Putin, in a news conference Thursday in Moscow, said that his plan for Syria coincided in “key aspects” with U.S. goals: “working on the constitution, preparing elections in Syria and the recognition of their results.”
For now, he said, Russian airstrikes, most of which have focused on what Moscow says are opposition “terrorists” rather than the Islamic State, would continue.
In a meeting last month in Vienna, the International Syria Support Group agreed it would try to find common ground on which groups fighting in Syria — apart from the Islamic State and Jabhat al-Nusra, an al-Qaeda affiliate — could participate in talks with government representatives and which would be barred as “terrorists.”
The Assad government has submitted a list of more than three dozen representatives to participate in transition talks. In a meeting last week in Riyadh, the Saudi capital, representatives from a wide variety of opposition groups appointed a committee to choose negotiators.
Included in the Riyadh group were Islamist fighting groups such as Ahrar al-Sham, which the United States had previously indicated it considered extreme and would not support as part of the process. In a change in policy, administration officials said that eligible groups would be judged by their willingness to participate in a cease-fire.
Russia, presumably speaking for Assad, does not want Islamist groups to participate at all and has called for them to be deemed ineligible “terrorists.” That would allow Russia to continue bombing the groups, along with the Islamic State and Jabhat al-Nusra, under the terms of a cease-fire.

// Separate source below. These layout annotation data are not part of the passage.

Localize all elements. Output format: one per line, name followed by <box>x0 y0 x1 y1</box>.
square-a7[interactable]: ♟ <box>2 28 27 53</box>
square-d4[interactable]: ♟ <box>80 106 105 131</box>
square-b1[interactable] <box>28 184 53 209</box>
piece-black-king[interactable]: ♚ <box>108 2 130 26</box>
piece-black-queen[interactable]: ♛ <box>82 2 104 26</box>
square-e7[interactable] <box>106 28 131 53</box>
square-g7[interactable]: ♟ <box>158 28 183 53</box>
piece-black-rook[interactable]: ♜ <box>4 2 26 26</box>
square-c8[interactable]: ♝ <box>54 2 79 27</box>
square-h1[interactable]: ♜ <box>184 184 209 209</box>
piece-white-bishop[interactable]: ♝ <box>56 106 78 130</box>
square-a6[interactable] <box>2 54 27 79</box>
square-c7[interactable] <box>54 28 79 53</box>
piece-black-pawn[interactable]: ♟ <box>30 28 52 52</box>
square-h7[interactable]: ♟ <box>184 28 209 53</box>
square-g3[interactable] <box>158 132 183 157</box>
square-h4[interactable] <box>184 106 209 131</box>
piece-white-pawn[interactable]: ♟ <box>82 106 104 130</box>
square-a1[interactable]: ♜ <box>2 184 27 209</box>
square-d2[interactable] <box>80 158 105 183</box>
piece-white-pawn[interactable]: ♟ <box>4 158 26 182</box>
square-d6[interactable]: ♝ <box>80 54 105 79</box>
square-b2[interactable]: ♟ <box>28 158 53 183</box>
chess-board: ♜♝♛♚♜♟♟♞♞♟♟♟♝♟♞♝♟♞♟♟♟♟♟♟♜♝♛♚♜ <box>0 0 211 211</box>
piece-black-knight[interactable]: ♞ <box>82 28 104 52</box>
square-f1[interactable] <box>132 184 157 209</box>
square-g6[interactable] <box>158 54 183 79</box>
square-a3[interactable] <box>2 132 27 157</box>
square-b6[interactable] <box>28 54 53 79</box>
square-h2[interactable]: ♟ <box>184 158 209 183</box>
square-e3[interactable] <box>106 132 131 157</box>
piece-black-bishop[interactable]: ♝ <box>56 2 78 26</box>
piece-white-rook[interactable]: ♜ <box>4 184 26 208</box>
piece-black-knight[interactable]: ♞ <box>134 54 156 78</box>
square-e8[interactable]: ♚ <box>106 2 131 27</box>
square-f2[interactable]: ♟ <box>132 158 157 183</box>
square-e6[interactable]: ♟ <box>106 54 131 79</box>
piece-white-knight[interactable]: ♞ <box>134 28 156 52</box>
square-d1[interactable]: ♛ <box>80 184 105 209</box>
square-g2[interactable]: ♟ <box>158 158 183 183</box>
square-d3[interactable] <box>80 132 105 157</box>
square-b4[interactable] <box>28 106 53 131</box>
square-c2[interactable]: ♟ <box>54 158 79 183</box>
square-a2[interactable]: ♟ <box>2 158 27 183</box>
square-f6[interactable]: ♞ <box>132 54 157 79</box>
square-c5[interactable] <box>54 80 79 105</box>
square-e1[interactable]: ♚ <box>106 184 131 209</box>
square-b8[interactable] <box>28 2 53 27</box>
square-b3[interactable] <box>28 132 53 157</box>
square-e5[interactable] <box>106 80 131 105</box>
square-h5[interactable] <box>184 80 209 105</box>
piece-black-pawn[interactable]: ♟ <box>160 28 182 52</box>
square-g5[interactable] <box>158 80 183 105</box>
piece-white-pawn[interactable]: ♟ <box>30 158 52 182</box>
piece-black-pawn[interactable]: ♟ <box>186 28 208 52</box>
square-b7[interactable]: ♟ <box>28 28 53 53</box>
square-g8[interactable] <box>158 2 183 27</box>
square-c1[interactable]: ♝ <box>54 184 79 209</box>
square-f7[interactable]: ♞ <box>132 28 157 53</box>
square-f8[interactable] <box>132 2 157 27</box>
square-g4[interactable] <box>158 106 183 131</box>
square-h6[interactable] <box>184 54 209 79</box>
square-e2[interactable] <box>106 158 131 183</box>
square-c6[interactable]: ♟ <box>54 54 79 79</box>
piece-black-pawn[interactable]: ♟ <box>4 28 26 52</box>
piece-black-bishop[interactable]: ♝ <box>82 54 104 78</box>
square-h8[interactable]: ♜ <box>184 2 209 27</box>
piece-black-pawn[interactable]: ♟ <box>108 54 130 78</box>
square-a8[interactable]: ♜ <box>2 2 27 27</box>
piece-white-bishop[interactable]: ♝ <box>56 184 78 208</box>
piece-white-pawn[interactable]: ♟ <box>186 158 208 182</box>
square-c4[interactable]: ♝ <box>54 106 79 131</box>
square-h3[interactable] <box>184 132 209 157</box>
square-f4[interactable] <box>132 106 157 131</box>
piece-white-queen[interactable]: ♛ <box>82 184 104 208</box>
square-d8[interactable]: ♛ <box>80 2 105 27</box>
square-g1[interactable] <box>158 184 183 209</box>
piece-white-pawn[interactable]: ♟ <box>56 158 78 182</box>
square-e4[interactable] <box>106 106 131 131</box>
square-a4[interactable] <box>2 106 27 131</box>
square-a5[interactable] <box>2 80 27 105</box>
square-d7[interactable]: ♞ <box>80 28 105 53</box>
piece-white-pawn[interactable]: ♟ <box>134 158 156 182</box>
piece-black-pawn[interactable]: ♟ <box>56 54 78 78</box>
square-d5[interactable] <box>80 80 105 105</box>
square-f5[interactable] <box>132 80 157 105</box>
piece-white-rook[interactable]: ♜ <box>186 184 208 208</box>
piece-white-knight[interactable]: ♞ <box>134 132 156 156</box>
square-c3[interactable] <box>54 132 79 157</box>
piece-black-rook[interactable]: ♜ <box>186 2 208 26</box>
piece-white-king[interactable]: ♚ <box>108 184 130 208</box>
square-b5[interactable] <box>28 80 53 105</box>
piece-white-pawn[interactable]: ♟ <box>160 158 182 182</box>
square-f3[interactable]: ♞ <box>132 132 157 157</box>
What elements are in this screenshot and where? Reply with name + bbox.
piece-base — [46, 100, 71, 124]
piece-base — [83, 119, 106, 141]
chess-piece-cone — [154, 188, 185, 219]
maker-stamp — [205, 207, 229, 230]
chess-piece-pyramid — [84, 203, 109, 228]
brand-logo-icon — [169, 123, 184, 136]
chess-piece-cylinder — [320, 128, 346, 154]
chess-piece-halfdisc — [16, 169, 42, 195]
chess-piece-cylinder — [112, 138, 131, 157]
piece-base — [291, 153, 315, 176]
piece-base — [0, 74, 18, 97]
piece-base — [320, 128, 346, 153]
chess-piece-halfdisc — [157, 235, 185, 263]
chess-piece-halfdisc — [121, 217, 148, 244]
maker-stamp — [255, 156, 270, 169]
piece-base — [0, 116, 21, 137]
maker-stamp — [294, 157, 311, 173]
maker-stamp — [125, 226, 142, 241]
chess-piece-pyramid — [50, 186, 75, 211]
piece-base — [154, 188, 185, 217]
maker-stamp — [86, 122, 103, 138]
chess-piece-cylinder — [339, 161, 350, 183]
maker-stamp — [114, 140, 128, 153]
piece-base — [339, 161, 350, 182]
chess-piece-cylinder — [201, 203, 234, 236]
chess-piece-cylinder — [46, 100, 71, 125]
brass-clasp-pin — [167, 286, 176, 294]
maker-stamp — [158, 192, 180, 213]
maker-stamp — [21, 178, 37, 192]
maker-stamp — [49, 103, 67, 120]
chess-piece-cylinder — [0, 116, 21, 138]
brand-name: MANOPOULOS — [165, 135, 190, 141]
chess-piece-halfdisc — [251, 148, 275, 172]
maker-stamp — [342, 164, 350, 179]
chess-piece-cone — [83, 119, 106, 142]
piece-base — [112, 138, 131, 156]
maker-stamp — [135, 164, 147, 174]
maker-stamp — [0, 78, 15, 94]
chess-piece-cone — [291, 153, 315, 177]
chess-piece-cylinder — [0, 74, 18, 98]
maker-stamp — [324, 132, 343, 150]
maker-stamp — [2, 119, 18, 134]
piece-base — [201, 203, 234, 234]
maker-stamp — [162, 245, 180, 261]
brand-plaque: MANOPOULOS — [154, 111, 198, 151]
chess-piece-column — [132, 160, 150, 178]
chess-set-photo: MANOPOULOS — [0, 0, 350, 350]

Iranian Foreign Minister Mohammad Javad Zarif, who attended the morning meeting in New York, accused “outside actors” of trying to impose “preconditions” on the Syrian people. In an opinion column in the British newspaper the Guardian on Friday, he said these actors were trying to differentiate between “good terrorists” and “bad terrorists.”
De Mistura said he would issue invitations in January to a first round of talks among Syrians but did not indicate who would be on the list. He warned against being “too ambitious” in terms of timing.